By the time the triplets were 3 weeks old, Mrs. Pekay had developed Baby Log, a spiral-bound checklist.
"When there are people helping out, you don't always know what's going on. You're at work, you come home, and you don't know (things like) how much did Alec eat, how much did Shayna eat, did they eat enough, do they need a Tylenol," Mrs. Pekay said.
Baby Log became more than an aid for the Pekays - Joel Pekay decided to sell it to other parents, via the Internet and his personal Web site, www.tripletpress.com.
Twins, triplets, quadruplets and even larger multiple births present huge challenges to parents who are trying to take care of several children at once, because products designed for single babies often are of little help. But some of these parents find an opportunity as they try to cope - like Ms. Pekay, they end up inventing products to help make child care easier, and that other multiple-birth parents are eager to buy.
More Than One Inc., started in 1995 by Angela Pacey and her husband, offers nearly 300 products for parents of twins, triplets and more.
Mrs. Pacey said the business has grown exponentially, and now earns more than $1 million in sales each year through its catalog and Web site, www.morethanone.com.
The Web site offers products such as strollers for triplets, quads or quints; toddler tables that can seat up to eight children and dividers that allow more than one baby to sleep in a single crib.
The company recently expanded into manufacturing by purchasing a company that made the Anna Nursing Pillow, which allows mothers to breast-feed two babies at once. That product was invented by a mother of twins. Many of the products More Than One offers for parents of multiples were not invented by parents, but rather relatives watching the parents struggle to keep up.
"We're too busy just trying to get through the day," said Mrs. Pacey, who also is a mother of twins. "It's often a family member that comes up with something."
Many of these parent/inventors were showing their products recently at a convention in St. Louis for families of triplets, quadruplets and more.

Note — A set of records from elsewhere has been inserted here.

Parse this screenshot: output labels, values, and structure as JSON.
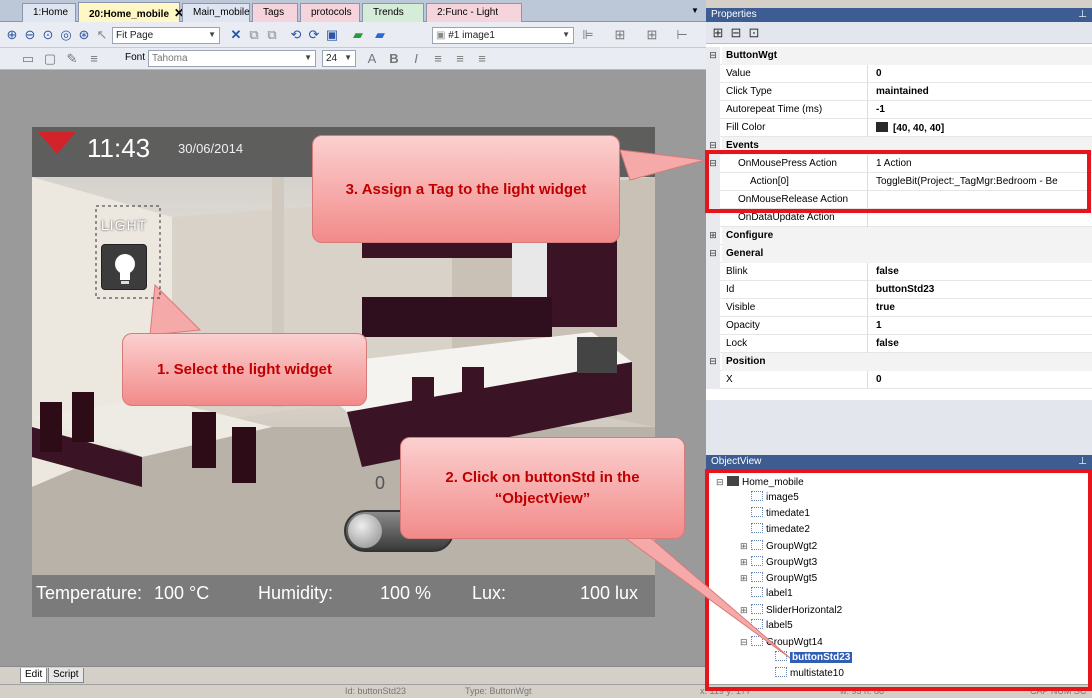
{
  "tabs": [
    {
      "label": "1:Home",
      "color": "#dfe6f2"
    },
    {
      "label": "20:Home_mobile",
      "color": "#fff7c4",
      "active": true
    },
    {
      "label": "Main_mobile",
      "color": "#dfe6f2"
    },
    {
      "label": "Tags",
      "color": "#f6d4dc"
    },
    {
      "label": "protocols",
      "color": "#f6d4dc"
    },
    {
      "label": "Trends",
      "color": "#d4ecd8"
    },
    {
      "label": "2:Func - Light",
      "color": "#f6d4dc"
    }
  ],
  "toolbar": {
    "zoom_value": "Fit Page",
    "image_dropdown": "#1 image1",
    "font_label": "Font",
    "font_value": "Tahoma",
    "font_size": "24",
    "icons": [
      "zoom-in-icon",
      "zoom-out-icon",
      "zoom-fit-icon",
      "zoom-actual-icon",
      "zoom-area-icon",
      "pointer-icon"
    ],
    "icons2": [
      "delete-icon",
      "copy-icon",
      "paste-icon",
      "rotate-left-icon",
      "rotate-right-icon",
      "layer-icon",
      "fill-color-icon",
      "border-color-icon",
      "image-icon"
    ]
  },
  "screen": {
    "time": "11:43",
    "date": "30/06/2014",
    "light_label": "LIGHT",
    "slider_value": "0",
    "temperature_label": "Temperature:",
    "temperature_value": "100 °C",
    "humidity_label": "Humidity:",
    "humidity_value": "100 %",
    "lux_label": "Lux:",
    "lux_value": "100 lux"
  },
  "bottom_tabs": [
    "Edit",
    "Script"
  ],
  "statusbar": [
    "Id: buttonStd23",
    "Type: ButtonWgt",
    "x: 119  y: 177",
    "w: 93  h: 88",
    "CAP NUM SC"
  ],
  "properties": {
    "title": "Properties",
    "rows": [
      {
        "gut": "⊟",
        "name": "ButtonWgt",
        "value": "",
        "cat": true
      },
      {
        "gut": "",
        "name": "Value",
        "value": "0"
      },
      {
        "gut": "",
        "name": "Click Type",
        "value": "maintained"
      },
      {
        "gut": "",
        "name": "Autorepeat Time (ms)",
        "value": "-1"
      },
      {
        "gut": "",
        "name": "Fill Color",
        "value": "[40, 40, 40]",
        "swatch": "#282828"
      },
      {
        "gut": "⊟",
        "name": "Events",
        "value": "",
        "cat": true
      },
      {
        "gut": "⊟",
        "name": "OnMousePress Action",
        "value": "1 Action",
        "normal": true,
        "indent": 1
      },
      {
        "gut": "",
        "name": "Action[0]",
        "value": "ToggleBit(Project:_TagMgr:Bedroom - Be",
        "normal": true,
        "indent": 2
      },
      {
        "gut": "",
        "name": "OnMouseRelease Action",
        "value": "",
        "normal": true,
        "indent": 1
      },
      {
        "gut": "",
        "name": "OnDataUpdate Action",
        "value": "",
        "normal": true,
        "indent": 1
      },
      {
        "gut": "⊞",
        "name": "Configure",
        "value": "",
        "cat": true
      },
      {
        "gut": "⊟",
        "name": "General",
        "value": "",
        "cat": true
      },
      {
        "gut": "",
        "name": "Blink",
        "value": "false"
      },
      {
        "gut": "",
        "name": "Id",
        "value": "buttonStd23"
      },
      {
        "gut": "",
        "name": "Visible",
        "value": "true"
      },
      {
        "gut": "",
        "name": "Opacity",
        "value": "1"
      },
      {
        "gut": "",
        "name": "Lock",
        "value": "false"
      },
      {
        "gut": "⊟",
        "name": "Position",
        "value": "",
        "cat": true
      },
      {
        "gut": "",
        "name": "X",
        "value": "0"
      }
    ]
  },
  "objectview": {
    "title": "ObjectView",
    "nodes": [
      {
        "label": "Home_mobile",
        "expand": "⊟",
        "level": 0
      },
      {
        "label": "image5",
        "level": 1
      },
      {
        "label": "timedate1",
        "level": 1
      },
      {
        "label": "timedate2",
        "level": 1
      },
      {
        "label": "GroupWgt2",
        "expand": "⊞",
        "level": 1
      },
      {
        "label": "GroupWgt3",
        "expand": "⊞",
        "level": 1
      },
      {
        "label": "GroupWgt5",
        "expand": "⊞",
        "level": 1
      },
      {
        "label": "label1",
        "level": 1
      },
      {
        "label": "SliderHorizontal2",
        "expand": "⊞",
        "level": 1
      },
      {
        "label": "label5",
        "level": 1
      },
      {
        "label": "GroupWgt14",
        "expand": "⊟",
        "level": 1
      },
      {
        "label": "buttonStd23",
        "level": 2,
        "selected": true
      },
      {
        "label": "multistate10",
        "level": 2
      }
    ]
  },
  "callouts": {
    "step1": "1. Select the light widget",
    "step2": "2. Click on buttonStd in the “ObjectView”",
    "step3": "3. Assign a Tag to the light widget"
  },
  "colors": {
    "highlight": "#e8141c",
    "selection": "#2f5fb5",
    "panel_title": "#3d5c92"
  }
}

As a stroller with four seats maneuvered effortlessly through the crowd at a recent convention for families of triplets, quadruplets and more, Kevin McNicholas remembered what it was like to be the father of newborn quads 17 years ago - without any of the new gadgets. Trying to restrain four infants long enough to get food in their bellies, for example, required strategy.
"We had these things called Sassy seats - they'd clip onto the table. But you had to be careful. You couldn't put them all on one side or the table would tip," Mr. McNicholas said.

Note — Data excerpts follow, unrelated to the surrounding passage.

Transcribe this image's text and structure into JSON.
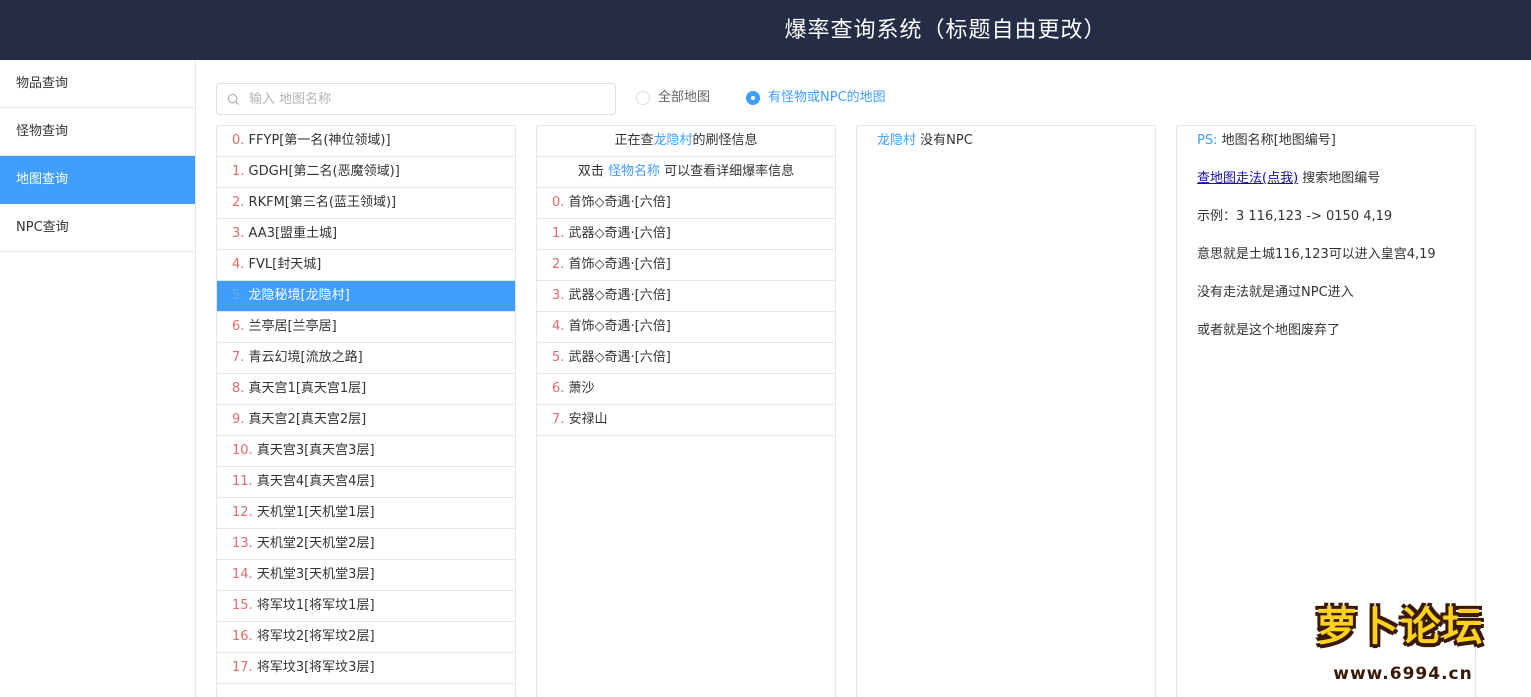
{
  "header": {
    "title": "爆率查询系统（标题自由更改）"
  },
  "sidebar": {
    "items": [
      {
        "label": "物品查询"
      },
      {
        "label": "怪物查询"
      },
      {
        "label": "地图查询"
      },
      {
        "label": "NPC查询"
      }
    ],
    "active_index": 2
  },
  "search": {
    "placeholder": "输入 地图名称",
    "value": ""
  },
  "filters": {
    "options": [
      "全部地图",
      "有怪物或NPC的地图"
    ],
    "selected": "有怪物或NPC的地图"
  },
  "maps": {
    "selected_index": 5,
    "items": [
      {
        "idx": "0.",
        "name": "FFYP[第一名(神位领域)]"
      },
      {
        "idx": "1.",
        "name": "GDGH[第二名(恶魔领域)]"
      },
      {
        "idx": "2.",
        "name": "RKFM[第三名(蓝王领域)]"
      },
      {
        "idx": "3.",
        "name": "AA3[盟重土城]"
      },
      {
        "idx": "4.",
        "name": "FVL[封天城]"
      },
      {
        "idx": "5.",
        "name": "龙隐秘境[龙隐村]"
      },
      {
        "idx": "6.",
        "name": "兰亭居[兰亭居]"
      },
      {
        "idx": "7.",
        "name": "青云幻境[流放之路]"
      },
      {
        "idx": "8.",
        "name": "真天宫1[真天宫1层]"
      },
      {
        "idx": "9.",
        "name": "真天宫2[真天宫2层]"
      },
      {
        "idx": "10.",
        "name": "真天宫3[真天宫3层]"
      },
      {
        "idx": "11.",
        "name": "真天宫4[真天宫4层]"
      },
      {
        "idx": "12.",
        "name": "天机堂1[天机堂1层]"
      },
      {
        "idx": "13.",
        "name": "天机堂2[天机堂2层]"
      },
      {
        "idx": "14.",
        "name": "天机堂3[天机堂3层]"
      },
      {
        "idx": "15.",
        "name": "将军坟1[将军坟1层]"
      },
      {
        "idx": "16.",
        "name": "将军坟2[将军坟2层]"
      },
      {
        "idx": "17.",
        "name": "将军坟3[将军坟3层]"
      }
    ]
  },
  "monsters": {
    "header_prefix": "正在查",
    "header_map": "龙隐村",
    "header_suffix": "的刷怪信息",
    "hint_prefix": "双击",
    "hint_link": "怪物名称",
    "hint_suffix": "可以查看详细爆率信息",
    "items": [
      {
        "idx": "0.",
        "name": "首饰◇奇遇·[六倍]"
      },
      {
        "idx": "1.",
        "name": "武器◇奇遇·[六倍]"
      },
      {
        "idx": "2.",
        "name": "首饰◇奇遇·[六倍]"
      },
      {
        "idx": "3.",
        "name": "武器◇奇遇·[六倍]"
      },
      {
        "idx": "4.",
        "name": "首饰◇奇遇·[六倍]"
      },
      {
        "idx": "5.",
        "name": "武器◇奇遇·[六倍]"
      },
      {
        "idx": "6.",
        "name": "萧沙"
      },
      {
        "idx": "7.",
        "name": "安禄山"
      }
    ]
  },
  "npc": {
    "map": "龙隐村",
    "text": "没有NPC"
  },
  "info": {
    "ps_label": "PS:",
    "ps_text": "地图名称[地图编号]",
    "link_text": "查地图走法(点我)",
    "link_suffix": "搜索地图编号",
    "example": "示例：3 116,123 -> 0150 4,19",
    "meaning": "意思就是土城116,123可以进入皇宫4,19",
    "no_route": "没有走法就是通过NPC进入",
    "abandoned": "或者就是这个地图废弃了"
  },
  "watermark": {
    "logo": "萝卜论坛",
    "url": "www.6994.cn"
  },
  "colors": {
    "header_bg": "#242c46",
    "accent": "#409eff",
    "index_red": "#e06c6c"
  }
}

The market for multiple-baby products isn't as large as the general baby-goods market, but there still is a demand for the unique products.
In 2002, the most recent year for which data were available, 125,134 babies born in the United States were twins, according to the National Center for Health Statistics.
In the same year, there were 7,401 babies born as part of a set of triplets, quadruplets, or other multiple births. That's a slight decrease from 1998, when the number of higher-order multiple births peaked at 7,625, fueled in part by the popularity of fertility drugs and treatments.